O anúncio do PSD de admitir a redução do IVA das touradas para a taxa mínima, no Orçamento do Estado de 2025, é um tema que levanta questões, não apenas económicas, mas também éticas e sociais. A tourada, uma prática considerada um símbolo da cultura portuguesa por alguns, tem sido, ao longo dos anos, alvo de crescente contestação por parte da sociedade civil e das organizações de defesa dos direitos dos animais. O que está em jogo, neste momento, não é apenas uma decisão fiscal, mas também uma escolha sobre o tipo de valores que a sociedade quer cultivar para as futuras gerações.
Ao optar por preservar uma prática cultural que perpetua o sofrimento animal, estamos não só a colocar em risco a ética da nossa sociedade, mas também a falhar na educação das novas gerações…

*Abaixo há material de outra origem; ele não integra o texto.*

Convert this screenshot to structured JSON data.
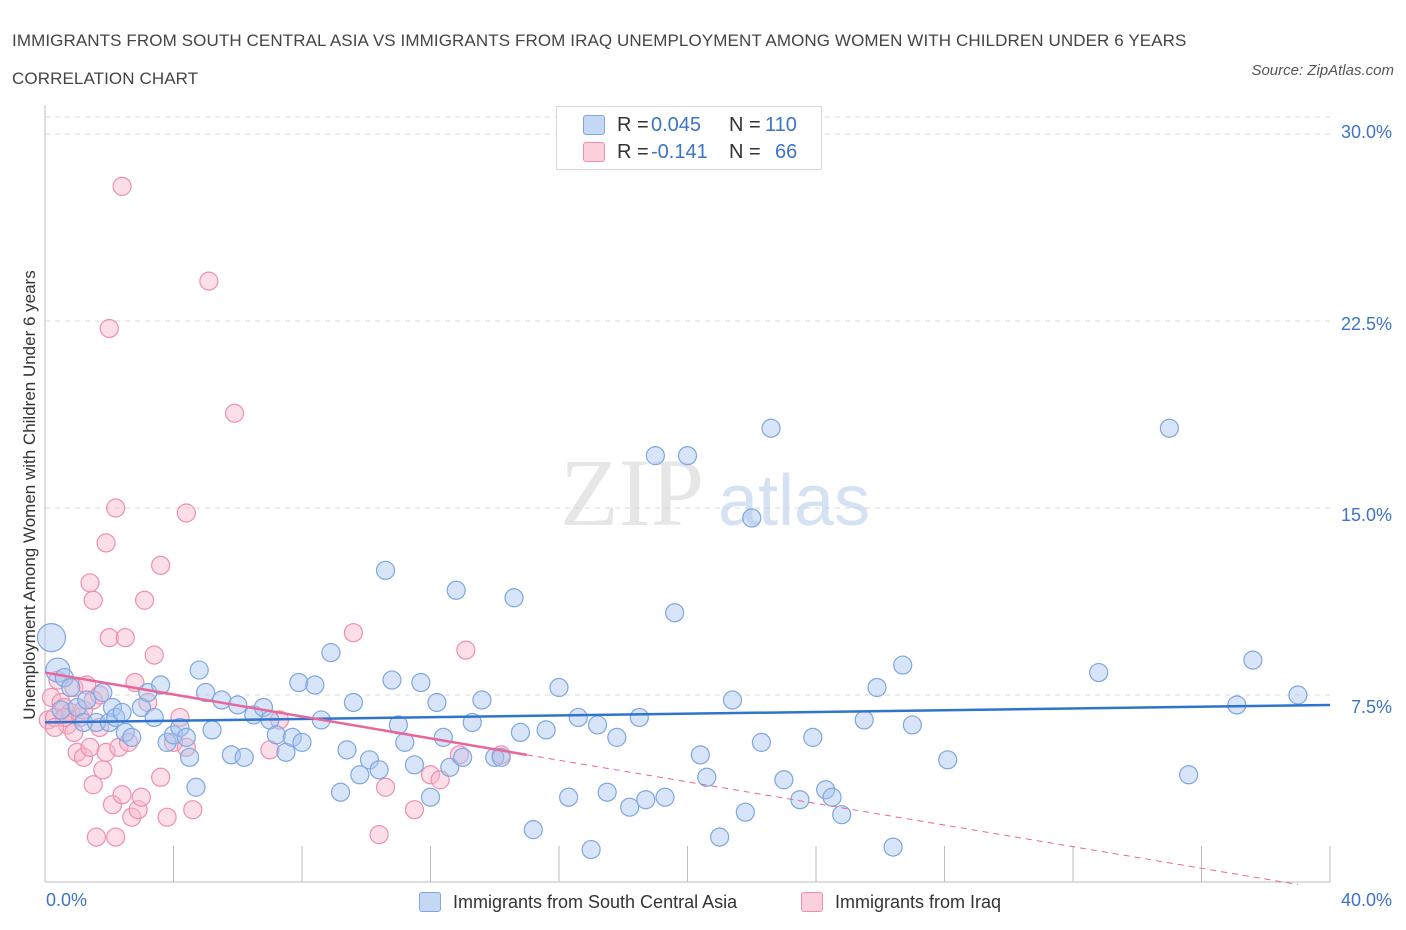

Desde o século XVIII, quando as primeiras corridas de touros começaram a ganhar popularidade, até aos dias de hoje, as touradas têm sido dinamizadas em várias festividades – algumas delas dedicadas a celebrações católicas –, um pouco por todo o país. Para muitos, a tourada é vista como uma expressão de arte, uma parte importante da identidade nacional que merece ser preservada. Contudo, para além dessa vertente cultural, a prática das touradas levanta sérias questões sobre o tratamento dos animais envolvidos. A barbaridade que caracteriza as touradas, com os toureiros, picadores, bandarilheiros ou cavaleiros a cravarem picos, ferros ou bandarilhas no touro, causando-lhe dores agudas e restringindo-lhe os movimentos, levando-os a sangrar em público e, por vezes, a morrer no final do evento, é cada vez mais alvo de críticas de uma sociedade mais consciente do bem-estar animal. A crescente oposição a esta realidade não é apenas apanágio de grupos de defesa dos direitos dos animais, mas também de cidadãos comuns que, ao longo dos anos, passaram a questionar a moralidade de uma prática que envolve o sofrimento de um ser vivo, independentemente do seu estatuto cultural.

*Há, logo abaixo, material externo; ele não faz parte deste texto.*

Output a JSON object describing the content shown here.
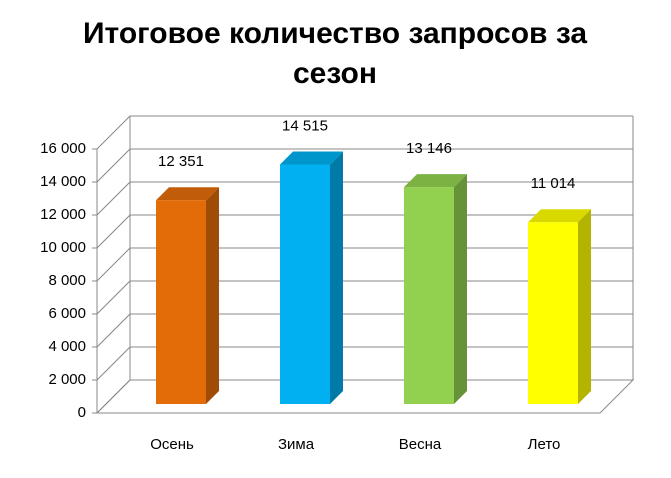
{
  "chart_data": {
    "type": "bar3d",
    "title": "Итоговое количество запросов за сезон",
    "categories": [
      "Осень",
      "Зима",
      "Весна",
      "Лето"
    ],
    "values": [
      12351,
      14515,
      13146,
      11014
    ],
    "value_labels": [
      "12 351",
      "14 515",
      "13 146",
      "11 014"
    ],
    "colors": [
      "#e36c09",
      "#00b0f0",
      "#92d050",
      "#ffff00"
    ],
    "ylim": [
      0,
      16000
    ],
    "yticks": [
      0,
      {
        "value": 2000,
        "label": "2 000"
      },
      {
        "value": 4000,
        "label": "4 000"
      },
      {
        "value": 6000,
        "label": "6 000"
      },
      {
        "value": 8000,
        "label": "8 000"
      },
      {
        "value": 10000,
        "label": "10 000"
      },
      {
        "value": 12000,
        "label": "12 000"
      },
      {
        "value": 14000,
        "label": "14 000"
      },
      {
        "value": 16000,
        "label": "16 000"
      }
    ],
    "grid": true
  }
}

A proposta de reduzir o IVA das touradas levanta uma questão crucial: até que ponto as tradições culturais devem prevalecer sobre os direitos dos animais? Ao sinalizar-se que a tourada é um setor digno de benefícios fiscais, estamos, inadvertidamente, a apoiar a perpetuação de uma tradição que se alinha cada vez menos com os valores éticos modernos. A mensagem que essa proposta transmite é contraditória: enquanto lutamos para proteger os direitos dos animais, incentivamos uma atividade que se baseia no sofrimento dos mesmos. Devemos perguntar-nos: estamos dispostos a sacrificar a nossa compaixão em nome de uma herança que não se coaduna mais com as nossas aspirações sociais?

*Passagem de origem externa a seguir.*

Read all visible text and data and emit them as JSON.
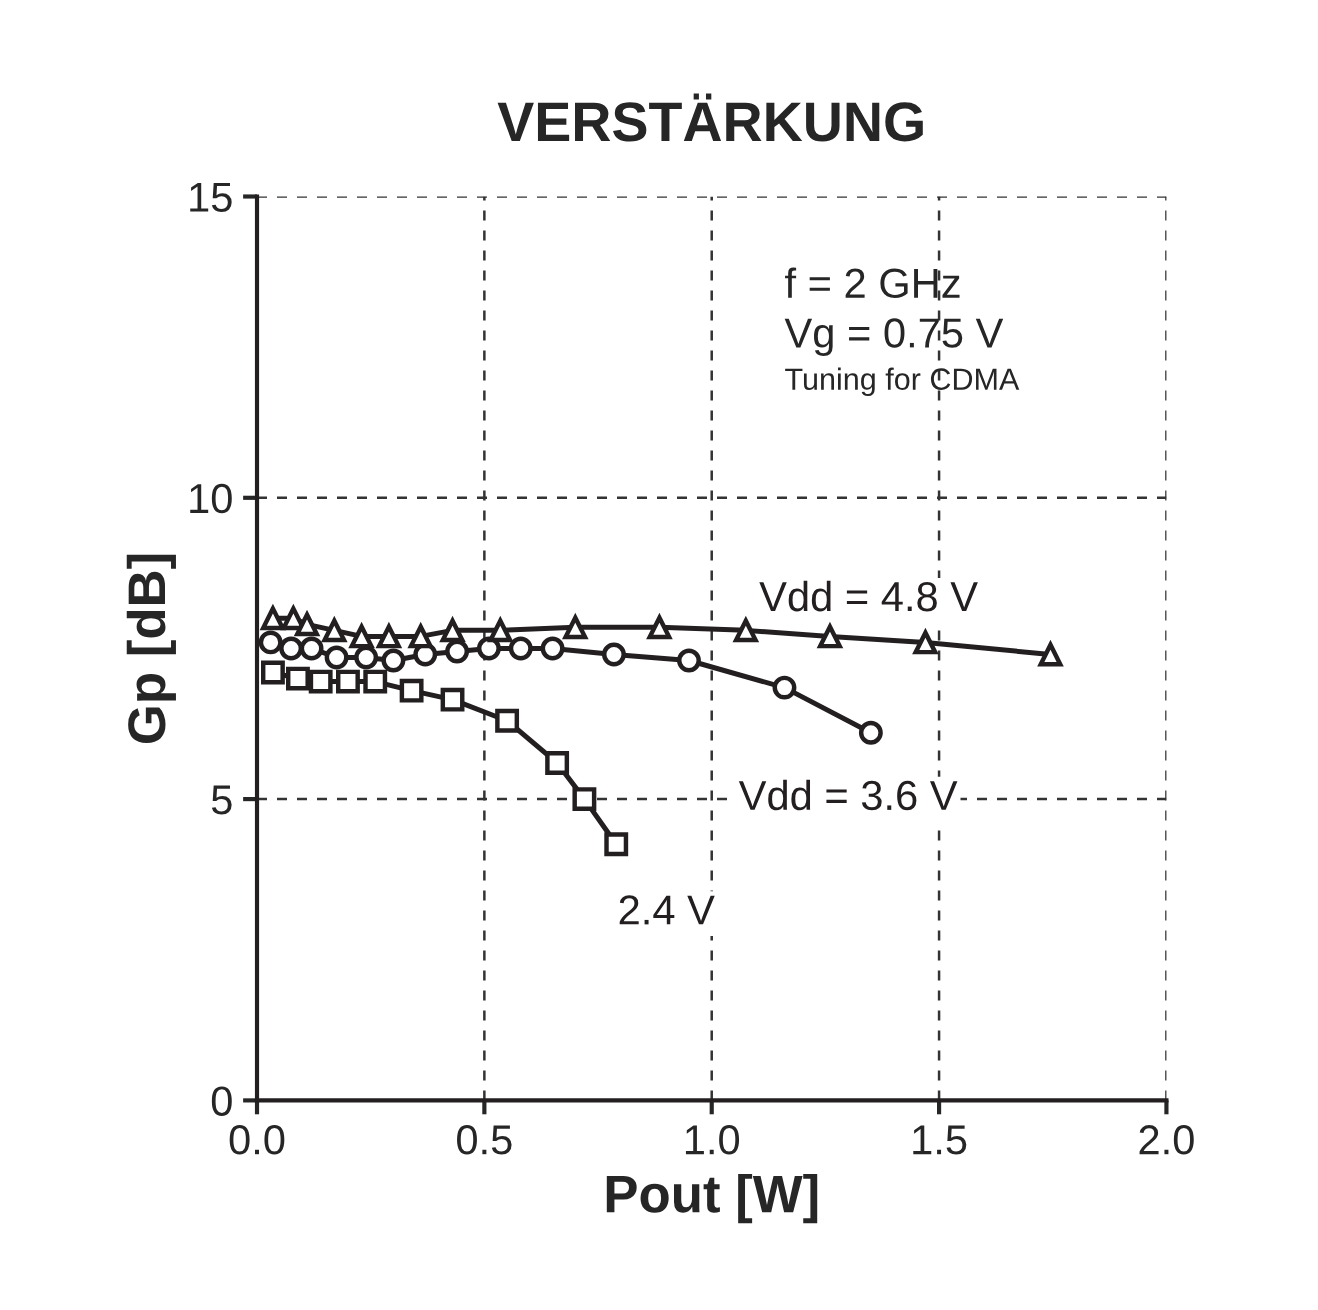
{
  "chart_data": {
    "type": "line",
    "title": "VERSTÄRKUNG",
    "xlabel": "Pout [W]",
    "ylabel": "Gp [dB]",
    "xlim": [
      0,
      2.0
    ],
    "xticks": [
      {
        "value": 0,
        "label": "0.0"
      },
      0.5,
      {
        "value": 1,
        "label": "1.0"
      },
      1.5,
      {
        "value": 2,
        "label": "2.0"
      }
    ],
    "ylim": [
      0,
      15
    ],
    "yticks": [
      0,
      5,
      10,
      15
    ],
    "grid": true,
    "annotations": [
      "f = 2 GHz",
      "Vg = 0.75 V",
      "Tuning for CDMA"
    ],
    "series": [
      {
        "name": "Vdd = 4.8 V",
        "color": "#231f20",
        "marker": "triangle",
        "x": [
          0.035,
          0.08,
          0.11,
          0.17,
          0.23,
          0.29,
          0.36,
          0.43,
          0.535,
          0.7,
          0.885,
          1.075,
          1.26,
          1.47,
          1.745
        ],
        "values": [
          8.0,
          8.0,
          7.9,
          7.8,
          7.7,
          7.7,
          7.7,
          7.8,
          7.8,
          7.85,
          7.85,
          7.8,
          7.7,
          7.6,
          7.4
        ]
      },
      {
        "name": "Vdd = 3.6 V",
        "color": "#231f20",
        "marker": "circle",
        "x": [
          0.03,
          0.075,
          0.12,
          0.175,
          0.24,
          0.3,
          0.37,
          0.44,
          0.51,
          0.58,
          0.65,
          0.785,
          0.95,
          1.16,
          1.35
        ],
        "values": [
          7.6,
          7.5,
          7.5,
          7.35,
          7.35,
          7.3,
          7.4,
          7.45,
          7.5,
          7.5,
          7.5,
          7.4,
          7.3,
          6.85,
          6.1
        ]
      },
      {
        "name": "2.4 V",
        "color": "#231f20",
        "marker": "square",
        "x": [
          0.035,
          0.09,
          0.14,
          0.2,
          0.26,
          0.34,
          0.43,
          0.55,
          0.66,
          0.72,
          0.79
        ],
        "values": [
          7.1,
          7.0,
          6.95,
          6.95,
          6.95,
          6.8,
          6.65,
          6.3,
          5.6,
          5.0,
          4.25
        ]
      }
    ]
  }
}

Os direitos dos animais têm sido reconhecidos em legislações internacionais, como a Declaração Universal dos Direitos dos Animais, adotada pela UNESCO em 1978, que enfatiza a proteção e a respeito aos animais, além de promover a harmonia entre humanos e natureza. Em Portugal, enquanto membro da União Europeia, o compromisso com o bem-estar animal reflete-se, por exemplo, na proibição de práticas como as lutas de cães e o uso de animais selvagens em circos. Contudo, práticas como as touradas persistem, revelando uma resistência cultural em evoluir, o que desafia os valores éticos contemporâneos que priorizam a empatia e o respeito pela vida. Essa mudança de mentalidade, especialmente visível entre a nova geração, mais consciente do sofrimento animal e alinhada com tendências internacionais que rejeitam práticas sem valor educativo, artístico ou cultural, reforça a necessidade de abolir tradições incompatíveis com os princípios éticos e humanos.
Admitir reduzir o IVA das touradas no Orçamento de Estado de 2025 não é apenas uma medida fiscal, mas uma escolha política que também revela determinadas prioridades de um país. Ao optar por preservar uma prática cultural que perpetua o sofrimento animal, estamos a dar mais um contributo para a degradação ética da sociedade atual e também a falhar na educação das novas gerações, no sentido de serem cidadãos verdadeiramente conscientes. A pergunta que fica é: estamos dispostos a sacrificar a compaixão em nome da tradição? Se queremos um futuro onde a empatia e o respeito pela vida sejam os pilares da nossa cultura, é hora de repensar o que valorizamos. O verdadeiro legado que deixaremos não deve ser o eco de gritos numa arena, mas sim a harmonia de uma sociedade que valoriza a vida em todas as suas formas.